Saturday, April 21, 2012

London Tradition Calling

The 32nd London Marathon.  

As per usual tradition, my feet are up, my computer on and in general my activity level hovers around nil. My 2nd two liter bottle of water sits besides me three-quarters full.  More work to be done there before the day is out. Dinner, with friends Kristin and Tarek, calls for fish - again as per my custom. So, lots of little traditions before a much bigger one.

One tradition is the pre-marathon call for donations.  This race is particularly special as I am running for the local charity Rays of Sunshine.  I am using to donate to them.  Last night, I got to meet a few people from the charity in a small gathering.  Genni and Olivia from the charity (and hopefully Jane Sharpe, Executive Director, whom I met on a plane in 2010) will be on Tower Bridge cheering us on.  I met Ross, a fellow runner and a veteran of the race; he is looking for a good pace; we'll see how we both do.  Thank you to the many people who have already donated.
At the Rays of Sunshine Drinks Meet Up
(The US-based charities are also still available for giving here.)

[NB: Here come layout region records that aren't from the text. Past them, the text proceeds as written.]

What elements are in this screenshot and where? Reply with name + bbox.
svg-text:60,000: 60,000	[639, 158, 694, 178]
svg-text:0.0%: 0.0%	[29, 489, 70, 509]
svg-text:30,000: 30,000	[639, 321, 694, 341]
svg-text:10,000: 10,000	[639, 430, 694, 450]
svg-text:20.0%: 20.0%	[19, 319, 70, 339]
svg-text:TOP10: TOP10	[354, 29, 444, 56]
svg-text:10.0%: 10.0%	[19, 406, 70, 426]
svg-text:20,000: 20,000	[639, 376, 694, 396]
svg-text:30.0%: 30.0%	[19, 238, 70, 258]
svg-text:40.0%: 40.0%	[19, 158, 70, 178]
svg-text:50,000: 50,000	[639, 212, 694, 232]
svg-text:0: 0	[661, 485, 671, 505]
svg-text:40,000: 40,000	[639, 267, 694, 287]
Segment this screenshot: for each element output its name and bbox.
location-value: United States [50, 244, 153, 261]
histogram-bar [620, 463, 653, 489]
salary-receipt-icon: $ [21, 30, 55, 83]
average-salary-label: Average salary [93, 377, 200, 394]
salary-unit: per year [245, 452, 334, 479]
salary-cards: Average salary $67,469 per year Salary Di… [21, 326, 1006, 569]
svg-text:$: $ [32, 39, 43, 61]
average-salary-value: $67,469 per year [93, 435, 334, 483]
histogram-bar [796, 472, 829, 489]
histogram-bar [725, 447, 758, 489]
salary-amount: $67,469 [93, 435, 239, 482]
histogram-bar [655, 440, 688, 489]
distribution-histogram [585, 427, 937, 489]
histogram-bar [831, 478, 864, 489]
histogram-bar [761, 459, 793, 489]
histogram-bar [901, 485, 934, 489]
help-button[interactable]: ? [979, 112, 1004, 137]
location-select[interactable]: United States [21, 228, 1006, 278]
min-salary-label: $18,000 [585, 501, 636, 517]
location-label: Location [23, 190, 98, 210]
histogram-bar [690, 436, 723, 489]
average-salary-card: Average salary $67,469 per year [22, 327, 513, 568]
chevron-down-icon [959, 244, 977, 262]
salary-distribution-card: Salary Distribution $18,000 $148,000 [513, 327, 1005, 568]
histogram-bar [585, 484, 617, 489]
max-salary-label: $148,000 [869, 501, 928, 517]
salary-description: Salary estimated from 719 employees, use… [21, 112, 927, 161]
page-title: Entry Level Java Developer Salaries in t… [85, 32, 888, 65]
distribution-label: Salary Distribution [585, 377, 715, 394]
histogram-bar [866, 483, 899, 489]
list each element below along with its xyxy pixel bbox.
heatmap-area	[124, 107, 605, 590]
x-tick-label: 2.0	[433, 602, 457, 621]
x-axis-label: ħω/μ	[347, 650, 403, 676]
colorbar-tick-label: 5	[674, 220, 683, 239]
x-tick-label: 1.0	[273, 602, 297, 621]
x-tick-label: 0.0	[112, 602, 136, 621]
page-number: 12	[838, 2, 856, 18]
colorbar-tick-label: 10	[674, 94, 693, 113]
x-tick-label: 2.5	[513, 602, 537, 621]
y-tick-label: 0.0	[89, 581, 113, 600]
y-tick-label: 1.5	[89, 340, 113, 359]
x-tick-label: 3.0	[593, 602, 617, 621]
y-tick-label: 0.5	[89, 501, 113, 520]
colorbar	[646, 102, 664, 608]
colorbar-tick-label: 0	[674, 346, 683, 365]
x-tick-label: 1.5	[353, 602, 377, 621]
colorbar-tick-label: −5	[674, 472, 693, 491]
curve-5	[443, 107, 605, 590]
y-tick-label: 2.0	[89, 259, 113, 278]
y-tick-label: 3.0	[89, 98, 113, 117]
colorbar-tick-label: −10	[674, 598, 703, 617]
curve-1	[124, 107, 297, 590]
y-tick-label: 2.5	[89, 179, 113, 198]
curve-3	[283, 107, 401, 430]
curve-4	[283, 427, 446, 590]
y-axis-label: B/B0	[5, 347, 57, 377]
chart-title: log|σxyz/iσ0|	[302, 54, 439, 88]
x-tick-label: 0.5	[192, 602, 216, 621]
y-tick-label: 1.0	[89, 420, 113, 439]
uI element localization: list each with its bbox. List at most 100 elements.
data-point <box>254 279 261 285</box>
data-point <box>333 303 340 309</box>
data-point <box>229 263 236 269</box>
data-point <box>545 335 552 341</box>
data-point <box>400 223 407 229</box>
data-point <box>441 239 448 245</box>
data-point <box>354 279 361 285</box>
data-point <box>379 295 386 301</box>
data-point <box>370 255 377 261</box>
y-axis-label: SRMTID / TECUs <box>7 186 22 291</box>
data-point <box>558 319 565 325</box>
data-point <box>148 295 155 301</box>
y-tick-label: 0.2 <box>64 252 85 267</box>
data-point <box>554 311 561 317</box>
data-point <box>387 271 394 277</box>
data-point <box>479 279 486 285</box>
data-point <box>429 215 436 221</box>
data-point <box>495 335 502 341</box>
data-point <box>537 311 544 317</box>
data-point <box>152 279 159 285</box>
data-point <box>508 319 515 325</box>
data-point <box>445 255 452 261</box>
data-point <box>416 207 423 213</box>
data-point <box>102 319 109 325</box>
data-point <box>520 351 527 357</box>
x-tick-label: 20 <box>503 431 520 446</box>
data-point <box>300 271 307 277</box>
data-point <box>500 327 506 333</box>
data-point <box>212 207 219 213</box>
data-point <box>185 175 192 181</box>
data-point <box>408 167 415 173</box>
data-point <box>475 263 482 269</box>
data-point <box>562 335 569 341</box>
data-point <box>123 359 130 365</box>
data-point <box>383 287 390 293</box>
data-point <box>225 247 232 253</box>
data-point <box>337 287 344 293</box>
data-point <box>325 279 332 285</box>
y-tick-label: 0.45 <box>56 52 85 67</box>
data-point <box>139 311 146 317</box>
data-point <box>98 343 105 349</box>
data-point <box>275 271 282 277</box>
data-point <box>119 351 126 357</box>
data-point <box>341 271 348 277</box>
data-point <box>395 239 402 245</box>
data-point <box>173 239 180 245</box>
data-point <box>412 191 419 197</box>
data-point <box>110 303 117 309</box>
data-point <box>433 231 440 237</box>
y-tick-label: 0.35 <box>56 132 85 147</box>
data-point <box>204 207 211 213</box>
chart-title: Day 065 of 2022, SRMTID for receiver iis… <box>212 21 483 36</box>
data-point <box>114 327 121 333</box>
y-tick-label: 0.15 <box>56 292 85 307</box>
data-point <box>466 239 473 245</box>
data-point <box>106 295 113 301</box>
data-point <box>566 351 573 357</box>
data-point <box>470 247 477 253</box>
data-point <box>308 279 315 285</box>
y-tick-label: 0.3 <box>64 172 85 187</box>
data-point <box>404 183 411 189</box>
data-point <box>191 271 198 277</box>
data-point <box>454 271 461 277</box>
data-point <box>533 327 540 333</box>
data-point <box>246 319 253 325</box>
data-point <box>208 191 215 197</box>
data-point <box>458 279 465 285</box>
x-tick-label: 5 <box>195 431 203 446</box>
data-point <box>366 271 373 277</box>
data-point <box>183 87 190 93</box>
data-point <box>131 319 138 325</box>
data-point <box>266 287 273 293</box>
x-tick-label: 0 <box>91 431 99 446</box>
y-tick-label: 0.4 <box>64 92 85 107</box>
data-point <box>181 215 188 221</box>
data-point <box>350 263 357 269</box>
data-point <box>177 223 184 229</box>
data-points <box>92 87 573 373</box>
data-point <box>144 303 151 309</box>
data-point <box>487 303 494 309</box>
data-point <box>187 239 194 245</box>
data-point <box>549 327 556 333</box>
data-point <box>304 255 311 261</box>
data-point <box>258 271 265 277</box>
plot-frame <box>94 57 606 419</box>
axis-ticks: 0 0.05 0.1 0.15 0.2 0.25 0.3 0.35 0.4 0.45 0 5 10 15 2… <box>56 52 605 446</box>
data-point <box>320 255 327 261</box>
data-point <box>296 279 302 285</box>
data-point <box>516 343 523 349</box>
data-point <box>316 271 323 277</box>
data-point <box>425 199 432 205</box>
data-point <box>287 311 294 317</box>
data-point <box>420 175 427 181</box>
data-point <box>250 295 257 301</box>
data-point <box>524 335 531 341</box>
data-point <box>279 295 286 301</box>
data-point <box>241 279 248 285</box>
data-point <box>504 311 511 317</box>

Tradition (or, perhaps, let us say history) dominates everything about London.  What makes running the marathon here so special is that Rebecca, Justin and I lived here nearly a decade ago.  So, the connection to our past drove a key reason I wanted to run this event.  Some 40,000 people will join me I am told at 9:45 AM local time on Sunday.  Of course, London hosts the Olympics this year as well (but the marathon will be on a different course.)

This trip in fact has been punctuated by history and traditions which create a tidy package of ideas for this last email blast blast/blog post.

Thursday, April 19, 2012

Hyde Park Heaven

5 blissful miles in Hyde Park.  Overcast skies and cool temperatures. Numerous other runners, cyclists, dog walkers, pedestrians and a few on horseback for company.  Perfect for a last training run before Sunday's Virgin London Marathon.
Peter Pan's Statue - One of many monuments in the Park
Hyde Park contains so many paths that running there never dulls or becomes repetitive.   Turn a new corner, and you might find a statue or memorial that you never knew existed.  Another bend leads to a water feature or copse of trees.  The 350, most flat, acres anchors the Western portion of London, and combined with the adjacent Kensington Gardens provides recreation to millions of visitors each year.